Adagium yang menyatakan “lebih baik membebaskan 100 orang bersalah daripada menghukum 1 orang yang tidak bersalah” tidak lagi berlaku bagi Majelis Hakim pada perkara ini.
Putusan Majelis Hakim Pengadilan Negeri Jakarta Timur pada perkara No: 1107/Pen.Pid/2016/PN.Jkt-Tim, dengan diketuai oleh Wakil Ketua Pengadilan Negeri Jakarta Timur Bapak Muhamad Sirad, S.H., M.H. jelas menutup mata akan seluruh fakta-fakta persidangan dan kejanggalan-kejanggalan proses penyidikan dan penuntutan yang terungkap di muka persidangan, sebanyak 20 kali persidangan pada perkara ini. Putusan yang dijatuhkan oleh Majelis Hakim telah mencederai rasa keadilan masyarakat dan bentuk negara hukum (rechtstaat) yang menjunjung tinggi asas legalitas pada peradilan pidana, dimana seseorang tidak dapat dihukum apabila tidak ada hukum yang mengaturnya serta larangan bagi seseorang untuk dihukum kedua kalinya dengan dakwaan serta tuntutan yang serupa (ne bis in idem).
Putusan Majelis Hakim hari ini menunjukkan bentuk wajah institusi peradilan yang tidak independen dan parsial serta merupakan ladang pembantaian bagi mereka yang minoritas dan tertindas. Indikator awal sudah jelas dengan tidak adanya kesempatan yang sama yang diberikan oleh Majelis Hakim kepada Jaksa Penuntut Umum dan Penasihat Hukum terdakwa serta para terdakwa. Meski demikian kami tetap mengikuti proses persidangan dengan baik sebagai bentuk hormat kami pada institusi peradilan.

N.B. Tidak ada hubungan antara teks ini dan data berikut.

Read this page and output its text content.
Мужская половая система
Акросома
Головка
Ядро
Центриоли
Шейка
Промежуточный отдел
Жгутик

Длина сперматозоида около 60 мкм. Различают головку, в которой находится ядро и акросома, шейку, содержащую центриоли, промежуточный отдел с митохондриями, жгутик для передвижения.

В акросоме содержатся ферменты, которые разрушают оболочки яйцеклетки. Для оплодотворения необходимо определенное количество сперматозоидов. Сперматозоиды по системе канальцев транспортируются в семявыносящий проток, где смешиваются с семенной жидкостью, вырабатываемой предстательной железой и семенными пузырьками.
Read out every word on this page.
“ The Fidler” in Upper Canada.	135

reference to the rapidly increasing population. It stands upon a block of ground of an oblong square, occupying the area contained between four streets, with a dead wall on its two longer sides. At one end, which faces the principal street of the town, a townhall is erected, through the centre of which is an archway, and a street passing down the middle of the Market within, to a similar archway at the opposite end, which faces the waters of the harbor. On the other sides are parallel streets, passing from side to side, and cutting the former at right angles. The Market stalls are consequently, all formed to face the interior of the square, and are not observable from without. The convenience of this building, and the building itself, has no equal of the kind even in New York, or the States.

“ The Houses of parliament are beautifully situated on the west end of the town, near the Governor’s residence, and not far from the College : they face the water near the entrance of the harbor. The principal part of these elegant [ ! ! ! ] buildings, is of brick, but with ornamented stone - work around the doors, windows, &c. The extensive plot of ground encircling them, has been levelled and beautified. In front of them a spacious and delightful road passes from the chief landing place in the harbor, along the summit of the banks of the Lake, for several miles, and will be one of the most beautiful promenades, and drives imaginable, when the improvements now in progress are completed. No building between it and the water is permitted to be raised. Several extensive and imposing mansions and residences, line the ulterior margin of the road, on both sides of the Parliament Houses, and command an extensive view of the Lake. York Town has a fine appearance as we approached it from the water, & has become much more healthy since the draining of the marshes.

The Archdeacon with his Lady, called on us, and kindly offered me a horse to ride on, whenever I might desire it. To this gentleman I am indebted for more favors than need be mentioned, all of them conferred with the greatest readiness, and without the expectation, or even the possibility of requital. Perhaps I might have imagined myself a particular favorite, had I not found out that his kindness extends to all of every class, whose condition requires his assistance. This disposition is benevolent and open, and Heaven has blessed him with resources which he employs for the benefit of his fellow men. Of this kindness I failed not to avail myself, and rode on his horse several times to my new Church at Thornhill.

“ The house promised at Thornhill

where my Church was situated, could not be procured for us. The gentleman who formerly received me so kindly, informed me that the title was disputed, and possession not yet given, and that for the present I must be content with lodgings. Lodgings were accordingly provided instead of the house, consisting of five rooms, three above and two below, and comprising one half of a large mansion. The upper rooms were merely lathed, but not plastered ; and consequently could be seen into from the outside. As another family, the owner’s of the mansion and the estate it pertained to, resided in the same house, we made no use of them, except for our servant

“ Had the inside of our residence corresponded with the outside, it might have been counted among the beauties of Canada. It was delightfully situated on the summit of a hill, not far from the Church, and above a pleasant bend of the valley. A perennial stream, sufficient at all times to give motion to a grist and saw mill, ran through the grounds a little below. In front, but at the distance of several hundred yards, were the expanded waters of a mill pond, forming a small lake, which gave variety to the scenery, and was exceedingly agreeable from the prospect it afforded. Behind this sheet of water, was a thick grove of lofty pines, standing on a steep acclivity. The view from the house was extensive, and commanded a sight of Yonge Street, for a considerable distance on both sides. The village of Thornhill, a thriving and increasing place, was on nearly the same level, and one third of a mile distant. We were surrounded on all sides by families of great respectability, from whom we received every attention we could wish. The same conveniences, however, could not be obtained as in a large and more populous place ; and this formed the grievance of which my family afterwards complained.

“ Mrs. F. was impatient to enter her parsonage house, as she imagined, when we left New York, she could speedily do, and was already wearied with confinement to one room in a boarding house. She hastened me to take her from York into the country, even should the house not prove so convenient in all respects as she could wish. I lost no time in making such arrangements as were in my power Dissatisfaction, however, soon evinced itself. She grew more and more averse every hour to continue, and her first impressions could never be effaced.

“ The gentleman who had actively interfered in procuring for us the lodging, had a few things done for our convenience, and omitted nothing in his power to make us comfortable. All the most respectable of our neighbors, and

Peradilan ketiganya diawali setelah terjadinya tragedi Mempawah, Kalimantan Barat tahun lalu (2016), yang berakibat 734 jiwa mengalami pembakaran tempat tinggal, kemudian berlanjut kepada lebih dari 8.000 orang kehilangan tempat tinggal dan asetnya di Kalimantan, serta mengalami kriminalisasi secara fisik dan ujaran kebencian selama proses pengusiran paksa – hanya karena diduga melakukan penyebaran pemahaman baru, Millah Abraham. Berangkat dari status korban kriminalisasi dan intoleransi tersebut, MUI lantas mengeluarkan fatwa “Sesat dan menyesatkan” kepada seluruh mantan anggota Gafatar dan melarang aktivitas keagamannya melalui SKB 3 Menteri.
Seperti telah diketahui bahwa para Terdakwa dituntut melakukan perbuatan penodaan agama dan makar yang diatur dalam Pasal 156a huruf a KUHP jo. Pasal 55 ayat (1) ke-1 KUHP jo. Pasal 64 ayat (1) KUHP dan Pasal 110 ayat (1) KUHP jo. Pasal 107 ayat (2) KUHP jo. Pasal 64 ayat (1) KUHP. Dimana Penodaan agama dan makar sendiri adalah bentuk kriminalisasi yang tengah naik daun hari ini di Indonesia. Dan sering digunakan untuk mengkriminalisasi masyarakat terkhusus kelompok minoritas. Pasal penodaan agama sebenarnya adalah ‘pasal karet’ yang kerap digunakan sebagai praktik negara melakukan “inkuisisi” kepada seseorang atau organisasi tertentu yang berbeda paham atau pandangan keyakinannya dengan agama mainstream.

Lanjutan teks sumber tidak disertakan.